Nursing home residents are often unable to move around the facility on their own. Instead, they need help from the facility's staff. While that can usually be accomplished by use of a wheelchair, the resident may need assistance transitioning from a bed or chair into the wheelchair. Nursing home falls or drops frequently occur during that crucial transition period, causing serious personal injuries or death

Even though the nursing facility may have rules or procedures concerning patient transfers from one location to another, those procedures are oftentimes ignored or forgotten because the staff member is hurried, inexperienced, or outright negligent. The cause of dropped patients is usually not intentional nursing home abuse. Rather, patients are dropped because nursing facility staff members don't following procedures or use poor judgment. These accidents also happen because nursing facilities try to save money by minimizing staff, reducing training, and not purchasing the equipment necessary for patient safety.

The Centers for Disease Control estimates that a significant majority of nursing home residents cannot walk without assistance of some nature. Nursing home resident transfers commonly include transfers involving wheelchairs, toilet facilities, changing chairs, and using bathing facilities. "Hoyer lifts" are often used in nursing homes to help disabled residents during such transfers. A hoyer lift, sometimes called a patient lift, uses a sling to help nursing home residents move from one area to another during a transfer, for example from a bed  into a wheelchair. They are typically hung overhead from a ceiling or placed on the floor. After the nursing home resident is placed in the sling, the hoyer lift then elevates the person in the sling and allows them to be moved.

Numerous factors can cause hoyer lift accidents.

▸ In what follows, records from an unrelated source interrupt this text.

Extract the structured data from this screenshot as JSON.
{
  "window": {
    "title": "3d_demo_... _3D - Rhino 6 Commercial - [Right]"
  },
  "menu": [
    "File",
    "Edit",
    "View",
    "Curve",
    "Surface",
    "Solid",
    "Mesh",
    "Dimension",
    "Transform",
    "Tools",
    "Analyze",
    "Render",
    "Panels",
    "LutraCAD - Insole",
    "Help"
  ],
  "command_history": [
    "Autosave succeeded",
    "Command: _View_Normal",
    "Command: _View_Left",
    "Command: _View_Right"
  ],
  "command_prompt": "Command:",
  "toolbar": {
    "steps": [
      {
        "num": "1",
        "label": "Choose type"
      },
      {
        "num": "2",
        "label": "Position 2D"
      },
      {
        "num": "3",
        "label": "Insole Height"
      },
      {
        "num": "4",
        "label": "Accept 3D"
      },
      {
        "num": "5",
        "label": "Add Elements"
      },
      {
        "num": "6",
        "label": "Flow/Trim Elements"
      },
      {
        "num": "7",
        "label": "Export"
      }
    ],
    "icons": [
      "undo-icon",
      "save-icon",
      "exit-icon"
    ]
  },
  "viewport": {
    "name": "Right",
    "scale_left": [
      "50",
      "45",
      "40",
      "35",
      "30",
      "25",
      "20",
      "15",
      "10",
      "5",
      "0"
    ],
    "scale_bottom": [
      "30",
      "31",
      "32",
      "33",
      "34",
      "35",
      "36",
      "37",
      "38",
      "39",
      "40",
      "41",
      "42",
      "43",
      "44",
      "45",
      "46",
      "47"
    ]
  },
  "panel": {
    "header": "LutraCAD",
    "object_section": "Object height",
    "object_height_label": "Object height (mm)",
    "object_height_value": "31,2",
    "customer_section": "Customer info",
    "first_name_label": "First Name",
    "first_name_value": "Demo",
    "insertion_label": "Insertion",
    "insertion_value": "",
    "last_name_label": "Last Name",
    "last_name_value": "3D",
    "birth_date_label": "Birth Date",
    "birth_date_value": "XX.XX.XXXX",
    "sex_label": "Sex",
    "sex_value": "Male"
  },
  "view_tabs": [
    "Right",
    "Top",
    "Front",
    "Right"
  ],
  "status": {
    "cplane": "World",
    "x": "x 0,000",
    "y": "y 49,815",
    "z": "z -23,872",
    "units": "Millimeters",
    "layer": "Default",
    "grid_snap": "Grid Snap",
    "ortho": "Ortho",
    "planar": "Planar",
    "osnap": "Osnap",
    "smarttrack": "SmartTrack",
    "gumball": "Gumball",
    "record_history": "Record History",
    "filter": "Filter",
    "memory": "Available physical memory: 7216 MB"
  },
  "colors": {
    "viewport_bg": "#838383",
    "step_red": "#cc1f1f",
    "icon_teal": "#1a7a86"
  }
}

Nursing home staff members must know how hoyer lifts operate. They must be extremely careful when transferring a resident on a hoyer lift. A common cause of hoyer lift accidents is a staff member's failure to properly cross the lift's safety straps over the resident, allowing the resident to fall out of the lift. A fall can also happen if the nursing home resident is not properly placed in the lift.  

Nursing home resident falls and drops, although from a height that wouldn't normally cause serious injury to most folks, can be devastating for frail or bedridden patients. Their bodies are less able to withstand a fall, to say nothing of the fact that they may be physically unable to protect themselves during the fall. Those circumstances commonly cause significant fall injuries, such as broken bones in the hips, arms, legs, and face, traumatic brain injury, internal bleeding and organ damage, and even death.

If this happens to your family, don't let the nursing facility get by with excuses. Do something about it by contacting a Des Moines nursing home injury lawyer. The nursing facility is being paid for accepting your family member as a resident and all of the responsibility that comes with that. That responsibility includes ensuring that the nursing facility's staffing levels are sufficient to allow staff members adequate time to safely work with the residents at all hours of the day. It also includes providing proper training and equipment for all staff members.